Configuration	Effect	Description
w/o Canonicalization	Overly smoothed geometry	Features sampled directly from posed images are misaligned
Single frame vs. 5-frame aggregation	Multi-frame is more accurate	Artifacts are averaged out; skirts and hair are more plausible
Template skinning vs. Personalized skinning	Personalization reduces underarm artifacts	Skinning weights trained on multiple frames are more robust
w/o Pose deformation	Lacks dynamic wrinkles	Deformation module corrects LBS artifacts and generates realistic wrinkles

Key Findings¶

Feedforward inference takes only 18 seconds, which is 600-1600x faster than optimization-based methods, yet yields superior quality thanks to general priors learned from large-scale data.
Personalized skinning weights significantly improve animation quality under extreme poses, especially in regions like the armpits and elbow bends.
The pose-dependent deformation module brings three benefits: correcting LBS artifacts, generating realistic clothing dynamics (e.g., sagging sleeves when arms are raised), and refining detailed geometric features.

Highlights & Insights¶

The "unpose-then-correct" strategy is highly practical: Although unposing artifacts are imperfect, they provide pixel-aligned starting points, freeing the network to learn "corrective residuals" rather than "understanding poses from scratch." This significantly eases learning difficulty.
The simplicity and efficacy of average multi-frame aggregation are impressive: Without complex attention mechanisms or alignment operations, a simple average leverages cross-frame consistency to filter out artifacts. This demonstrates that simple methods thrive when initial conditions are robust.
The general prior driven by large-scale data represents the core advantage: The dome dataset of 1100+ subjects serves as the "moat" of this work, enabling feedforward inference to outperform optimization-based approaches in both quality and speed.

Limitations & Future Work¶

Geometric accuracy is constrained by the resolution of tetrahedral grids, occasionally losing fine accessories (e.g., earrings, necklaces).
The model only simulates pose-driven deformations, ignoring body-clothing contact dynamics and complex movements of loose clothing or long hair.
The approach relies on front-and-back dual-view inputs; single-view scenarios require additional view completion strategies.
The training dataset is private (Meta Reality Labs internal dome data), limiting system reproducibility.
Generating canonical pseudo-GTs requires 20 minutes of optimization per frame, which limits the scale expansion of training data.

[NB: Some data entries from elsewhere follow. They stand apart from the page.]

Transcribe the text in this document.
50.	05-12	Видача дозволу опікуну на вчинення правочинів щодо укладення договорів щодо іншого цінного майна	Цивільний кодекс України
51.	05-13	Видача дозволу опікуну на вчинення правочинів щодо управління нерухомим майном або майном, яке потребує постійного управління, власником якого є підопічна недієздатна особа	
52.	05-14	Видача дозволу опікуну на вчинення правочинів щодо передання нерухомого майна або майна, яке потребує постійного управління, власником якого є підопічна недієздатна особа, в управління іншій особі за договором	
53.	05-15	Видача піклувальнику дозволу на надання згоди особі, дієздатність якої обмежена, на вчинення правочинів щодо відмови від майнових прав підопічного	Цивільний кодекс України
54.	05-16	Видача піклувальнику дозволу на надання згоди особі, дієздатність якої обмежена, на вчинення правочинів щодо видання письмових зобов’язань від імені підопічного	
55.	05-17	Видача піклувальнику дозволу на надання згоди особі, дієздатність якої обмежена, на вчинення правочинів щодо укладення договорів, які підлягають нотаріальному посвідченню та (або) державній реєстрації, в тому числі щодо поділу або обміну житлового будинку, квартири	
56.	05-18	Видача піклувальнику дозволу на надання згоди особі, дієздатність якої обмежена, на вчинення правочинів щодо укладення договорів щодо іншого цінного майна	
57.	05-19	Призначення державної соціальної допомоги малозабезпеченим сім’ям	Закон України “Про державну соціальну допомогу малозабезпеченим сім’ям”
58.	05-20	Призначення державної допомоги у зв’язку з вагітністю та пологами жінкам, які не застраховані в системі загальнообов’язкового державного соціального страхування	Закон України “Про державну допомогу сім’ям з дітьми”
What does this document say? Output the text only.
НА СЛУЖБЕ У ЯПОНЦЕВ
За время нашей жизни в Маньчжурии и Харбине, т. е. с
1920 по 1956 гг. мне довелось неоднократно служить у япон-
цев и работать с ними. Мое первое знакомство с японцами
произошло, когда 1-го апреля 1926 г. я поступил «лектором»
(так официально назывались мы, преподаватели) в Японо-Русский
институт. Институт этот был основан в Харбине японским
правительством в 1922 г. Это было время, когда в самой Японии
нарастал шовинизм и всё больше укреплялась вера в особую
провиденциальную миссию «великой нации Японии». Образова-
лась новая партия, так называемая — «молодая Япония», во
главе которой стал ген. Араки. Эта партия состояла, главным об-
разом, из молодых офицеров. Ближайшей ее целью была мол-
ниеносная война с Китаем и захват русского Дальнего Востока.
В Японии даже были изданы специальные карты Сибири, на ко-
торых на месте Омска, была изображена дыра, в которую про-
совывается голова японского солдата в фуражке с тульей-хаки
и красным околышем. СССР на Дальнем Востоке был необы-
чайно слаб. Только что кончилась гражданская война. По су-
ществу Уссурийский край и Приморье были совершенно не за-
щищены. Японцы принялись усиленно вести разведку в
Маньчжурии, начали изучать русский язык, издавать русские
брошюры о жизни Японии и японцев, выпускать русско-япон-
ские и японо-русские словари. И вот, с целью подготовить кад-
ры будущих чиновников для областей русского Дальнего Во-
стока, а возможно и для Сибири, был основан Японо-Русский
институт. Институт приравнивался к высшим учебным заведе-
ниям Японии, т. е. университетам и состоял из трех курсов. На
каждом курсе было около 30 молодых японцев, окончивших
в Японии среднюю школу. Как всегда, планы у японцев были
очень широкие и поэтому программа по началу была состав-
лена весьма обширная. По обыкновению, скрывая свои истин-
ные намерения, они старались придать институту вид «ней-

vs. ARCH++: ARCH++ is also a feedforward method but uses fixed skinning weights and handcrafted spatial encodings, leading to poor animation quality and coarse geometry. FRESA achieves order-of-magnitude improvements using personalized skinning and explicit canonicalization.
vs. PuzzleAvatar: PuzzleAvatar utilizes diffusion models with SDS losses for avatar generation. Although quality is acceptable, it requires 3 hours of computation and risks losing facial identity. FRESA preserves personalized details while being 600x faster.
vs. Vid2Avatar: Based on multi-view video optimization, Vid2Avatar offers good quality but is extremely time-consuming. Powered by a general prior, FRESA outperforms optimization-based methods in quality via a feedforward pipeline.

Rating¶

Novelty: ⭐⭐⭐⭐ The feedforward framework for joint inference of geometry, skinning, and deformation is highly novel, and the decoupled multi-stage training is ingenious.
Experimental Thoroughness: ⭐⭐⭐⭐⭐ Evaluated across multiple datasets, with zero-shot generalization on mobile photos and comprehensive ablation studies.
Writing Quality: ⭐⭐⭐⭐ Well-structured, complete mathematical formulations, and high-quality figures.
Value: ⭐⭐⭐⭐⭐ Achieves simultaneous breakthroughs in both speed and quality, offering direct practical value to the virtual avatar industry.